On the other hand, you may need to question whether some of the stuff you want in there is really needed. If the characters don't talk about it, remember it, or act upon it in the course of your plot, how can it really be so important? And if it's just your opinion about something, who cares? Certainly not your reader!
Leave the lectures for the classroom or the Moose Lodge. Write fiction!
16. Don't Let Them Be Windbags
In the last chapter we warned about letting characters for the sake of piling information into the story. But that's not the only way writers sometimes mess up their dialogue. Sometimes, without realizing it, they let their characters talk on and on, boringly, becoming windbags.
A windbag, in old-fashioned slang, is a person who talks and talks and talks... and talks some more... and never lets anybody get a word in edgewise.
Windbags in real life are colossal bores.
In fiction they're even worse.
That's important to remember, because so much of modem fiction is composed of dialogue—characters talking. You can't afford to portray windbag characters all the time, because if you do, your characters will be boring, your dialogue will look more like rampant soliloquies than real people talk, and your story will go right down the tubes.
So you have to write modem dialogue.

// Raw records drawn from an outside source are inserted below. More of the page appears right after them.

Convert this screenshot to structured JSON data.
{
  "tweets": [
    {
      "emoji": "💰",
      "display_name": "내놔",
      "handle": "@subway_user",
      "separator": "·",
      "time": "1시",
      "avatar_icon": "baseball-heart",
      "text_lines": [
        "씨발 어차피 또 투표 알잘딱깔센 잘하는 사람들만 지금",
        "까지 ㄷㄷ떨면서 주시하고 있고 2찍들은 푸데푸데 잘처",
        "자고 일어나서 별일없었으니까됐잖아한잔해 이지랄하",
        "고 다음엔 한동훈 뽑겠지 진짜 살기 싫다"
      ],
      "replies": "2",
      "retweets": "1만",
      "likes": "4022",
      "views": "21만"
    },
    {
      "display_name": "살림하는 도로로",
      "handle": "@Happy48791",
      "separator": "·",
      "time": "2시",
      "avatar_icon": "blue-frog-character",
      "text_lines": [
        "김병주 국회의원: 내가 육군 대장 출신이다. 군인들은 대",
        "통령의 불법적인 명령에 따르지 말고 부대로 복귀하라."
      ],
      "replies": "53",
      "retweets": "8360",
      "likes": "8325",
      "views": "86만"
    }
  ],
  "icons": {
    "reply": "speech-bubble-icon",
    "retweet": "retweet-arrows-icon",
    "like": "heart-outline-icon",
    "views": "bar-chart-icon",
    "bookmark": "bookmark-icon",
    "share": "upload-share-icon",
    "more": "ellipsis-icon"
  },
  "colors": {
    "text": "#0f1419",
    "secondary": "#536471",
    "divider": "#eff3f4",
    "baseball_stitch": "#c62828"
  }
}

That means that the only time you can let a story character talk like a windbag is when you intend to portray him as a windbag. The great majority of your characters have to be more terse and logical than we often are in real life, if the dialogue on the page is to appear realistic.
Which is to say: good, realistic story dialogue often has little actual resemblance to the way we really talk every day. It just looks that way.
How do you avoid the dread windbag syndrome?
You must not:
• Fill pages with endless, rambling talk.
• Try to substitute speeches for dialogue.
• Allow characters to beat every subject to death.
• Let one character totally ignore what the other is saying.
• Fill your story with talk where nobody wants anything.
• Be literary or classic.
• Produce pages of dull, overlong paragraphs of speechifying.
But what, you may ask, can you do to prevent this sort of thing?
In the first place, recognize that a story conversation should almost always follow the rules of stimulus and response as explained in Chapter Eleven.
Second, whenever possible, set up your dialogue scenes so that they play out "one-on-one," getting rid of other characters (who might interrupt and make the conversation more complicated). Setting up one-on-one dialogues makes life simpler all around. If Joe and Bill are to talk in your story, and you also have Sam and Fred standing around, figure a way to have Sam called to the telephone; Fred decides to go to lunch; now you have a one on one between Joe and Bill, and it's easier.
Remember, too, that most of the time your dialogue will become sleek, swift and contemporary if you will just provide your viewpoint character with a conversational goal . A viewpoint with a goal—information to be sought, or an opinion to be sold—will tend to keep things moving in a straight line even when the other character is being obstreperous. The strongly goal-motivated talker will not allow pages to fill with rambling talk. He will stick to the point, or keep dragging the conversation back to it. And he won't allow long speeches from anybody; he'll keep insisting on a return to the issues at hand.